From 10:28 PDT to 10:40 PDT on April 29, 2020, the API that powers coinbase.com and our mobile applications became unavailable for our customers globally. This was followed by 30 minutes of stability, and then a period of instability from 11:12 PDT to 12:11 PDT, during which we sustained 20 minutes of full unavailability and 40 minutes of degraded performance with elevated error rates. At 12:11 PDT, full service was restored and all systems began operating normally.
This issue affected customers’ ability to access Coinbase and Coinbase Pro UIs, and did not impact trading via our exchange APIs or the health of the underlying markets. It was caused and perpetuated by two separate, but related, root causes.
The initial incident was triggered at 17:28 PDT by an increase in the rate of connections to one of our primary databases. This connection rate increase was the result of a deploy creating new connections while our systems were scaled to respond to elevated traffic at the time. When this spike in connections occurred, the host operating system for the database began rejecting new TCP connections to the host, which triggered degraded operations and restarts in the routing layer for the database. When this occurred, our monitoring began reporting an elevated error rate across all API requests that touched the impacted database.
In response to the failures in the routing layer and the corresponding operational failures, our systems attempted to reconnect in order to retry these operations. Unfortunately, due to improper closed connection handling and lack of support for timing jitter in new connection creation, our systems “connection stormed” the database. This connection storm triggered the same failure we saw on other members of the routing layer, preventing new connections to be established. While the initial database was able to recover at 10:40 PDT, this same failure mode occurred with three other, separate database instances, creating the second period of unavailability from 11:12 PDT to 12:11 PDT.

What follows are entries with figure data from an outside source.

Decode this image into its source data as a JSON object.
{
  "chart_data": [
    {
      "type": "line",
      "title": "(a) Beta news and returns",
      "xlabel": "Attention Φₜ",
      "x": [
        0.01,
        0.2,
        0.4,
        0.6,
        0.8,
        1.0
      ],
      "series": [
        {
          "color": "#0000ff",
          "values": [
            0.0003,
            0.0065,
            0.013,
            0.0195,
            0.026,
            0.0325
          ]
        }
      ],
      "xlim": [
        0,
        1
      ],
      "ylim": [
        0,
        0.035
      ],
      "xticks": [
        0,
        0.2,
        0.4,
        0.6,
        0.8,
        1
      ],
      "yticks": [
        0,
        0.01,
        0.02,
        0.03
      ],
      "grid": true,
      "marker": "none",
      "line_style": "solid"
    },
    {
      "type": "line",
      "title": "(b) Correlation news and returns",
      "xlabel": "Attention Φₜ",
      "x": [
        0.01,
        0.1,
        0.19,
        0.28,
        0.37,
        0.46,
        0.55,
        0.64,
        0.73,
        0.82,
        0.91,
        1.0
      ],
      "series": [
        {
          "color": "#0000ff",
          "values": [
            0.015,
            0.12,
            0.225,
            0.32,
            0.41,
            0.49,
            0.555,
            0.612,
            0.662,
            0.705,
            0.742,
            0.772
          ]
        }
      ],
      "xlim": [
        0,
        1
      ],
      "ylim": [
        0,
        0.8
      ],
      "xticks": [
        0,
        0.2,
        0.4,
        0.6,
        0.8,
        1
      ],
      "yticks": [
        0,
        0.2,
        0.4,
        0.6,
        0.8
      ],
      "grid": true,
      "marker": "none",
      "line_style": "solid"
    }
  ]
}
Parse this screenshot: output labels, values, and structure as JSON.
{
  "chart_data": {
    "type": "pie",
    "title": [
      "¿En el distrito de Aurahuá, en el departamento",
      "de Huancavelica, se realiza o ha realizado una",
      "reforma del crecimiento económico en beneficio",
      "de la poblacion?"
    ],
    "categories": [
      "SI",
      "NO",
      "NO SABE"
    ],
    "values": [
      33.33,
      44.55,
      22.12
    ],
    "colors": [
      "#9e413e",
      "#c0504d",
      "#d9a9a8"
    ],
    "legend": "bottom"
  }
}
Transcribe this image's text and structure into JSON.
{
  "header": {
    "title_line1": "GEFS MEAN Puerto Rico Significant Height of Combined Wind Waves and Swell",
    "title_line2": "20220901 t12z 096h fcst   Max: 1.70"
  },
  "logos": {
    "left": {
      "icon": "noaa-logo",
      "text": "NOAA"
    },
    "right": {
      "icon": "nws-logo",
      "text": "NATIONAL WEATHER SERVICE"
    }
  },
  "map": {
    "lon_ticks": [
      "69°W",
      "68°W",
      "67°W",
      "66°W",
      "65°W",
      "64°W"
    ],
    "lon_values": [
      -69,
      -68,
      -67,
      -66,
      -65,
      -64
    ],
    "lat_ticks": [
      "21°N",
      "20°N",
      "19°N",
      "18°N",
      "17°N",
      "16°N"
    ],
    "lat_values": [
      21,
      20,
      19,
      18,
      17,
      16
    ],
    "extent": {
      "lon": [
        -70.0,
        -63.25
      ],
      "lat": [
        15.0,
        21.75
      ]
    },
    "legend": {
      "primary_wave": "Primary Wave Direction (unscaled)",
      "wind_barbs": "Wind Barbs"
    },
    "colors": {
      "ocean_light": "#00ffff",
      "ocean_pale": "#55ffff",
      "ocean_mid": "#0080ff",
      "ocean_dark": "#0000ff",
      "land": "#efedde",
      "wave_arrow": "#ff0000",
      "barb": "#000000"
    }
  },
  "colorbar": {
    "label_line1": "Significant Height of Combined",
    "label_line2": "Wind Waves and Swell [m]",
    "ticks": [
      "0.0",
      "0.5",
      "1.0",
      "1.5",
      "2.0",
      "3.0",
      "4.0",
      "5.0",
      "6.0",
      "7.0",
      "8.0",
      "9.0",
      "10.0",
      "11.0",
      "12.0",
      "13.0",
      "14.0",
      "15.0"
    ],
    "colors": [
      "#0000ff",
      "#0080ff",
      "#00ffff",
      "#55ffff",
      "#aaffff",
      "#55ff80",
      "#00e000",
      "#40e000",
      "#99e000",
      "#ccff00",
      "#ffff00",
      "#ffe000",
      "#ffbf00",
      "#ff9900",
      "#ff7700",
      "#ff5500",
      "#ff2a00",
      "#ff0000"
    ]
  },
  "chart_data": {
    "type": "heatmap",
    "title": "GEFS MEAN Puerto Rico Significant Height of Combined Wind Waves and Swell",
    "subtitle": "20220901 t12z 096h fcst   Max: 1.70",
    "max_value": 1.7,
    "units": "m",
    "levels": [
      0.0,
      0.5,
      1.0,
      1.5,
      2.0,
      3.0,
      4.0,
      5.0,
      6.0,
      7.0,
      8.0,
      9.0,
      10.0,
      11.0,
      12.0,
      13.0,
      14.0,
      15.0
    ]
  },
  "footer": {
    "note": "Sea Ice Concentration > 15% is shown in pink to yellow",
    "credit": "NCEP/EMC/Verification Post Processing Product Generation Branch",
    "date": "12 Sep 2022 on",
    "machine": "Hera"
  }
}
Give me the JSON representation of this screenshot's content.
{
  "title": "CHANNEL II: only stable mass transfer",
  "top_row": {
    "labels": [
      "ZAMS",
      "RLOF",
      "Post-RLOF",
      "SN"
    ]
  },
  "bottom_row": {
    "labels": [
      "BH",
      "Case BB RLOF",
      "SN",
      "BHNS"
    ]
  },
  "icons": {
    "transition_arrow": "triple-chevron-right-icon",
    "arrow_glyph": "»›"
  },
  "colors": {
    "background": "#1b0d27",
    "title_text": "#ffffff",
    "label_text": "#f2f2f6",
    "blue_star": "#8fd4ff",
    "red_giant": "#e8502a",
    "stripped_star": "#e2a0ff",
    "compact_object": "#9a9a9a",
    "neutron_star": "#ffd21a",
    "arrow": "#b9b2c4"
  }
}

In response to this failure, we’re rolling out a number of changes. First, we’re changing our database deployment topology to reduce our overall connection count, limit connection spikes, and separate the routing and daemon processes of the database to limit competition for host resources. Second, we’re resolving the issue with the driver closed connection logic and implementing better jitter to prevent connection storming when this failure mode occurs. Finally, we’re rolling out safeguards that will allow us to contain the impact of future database failures to as small a subset of requests as possible.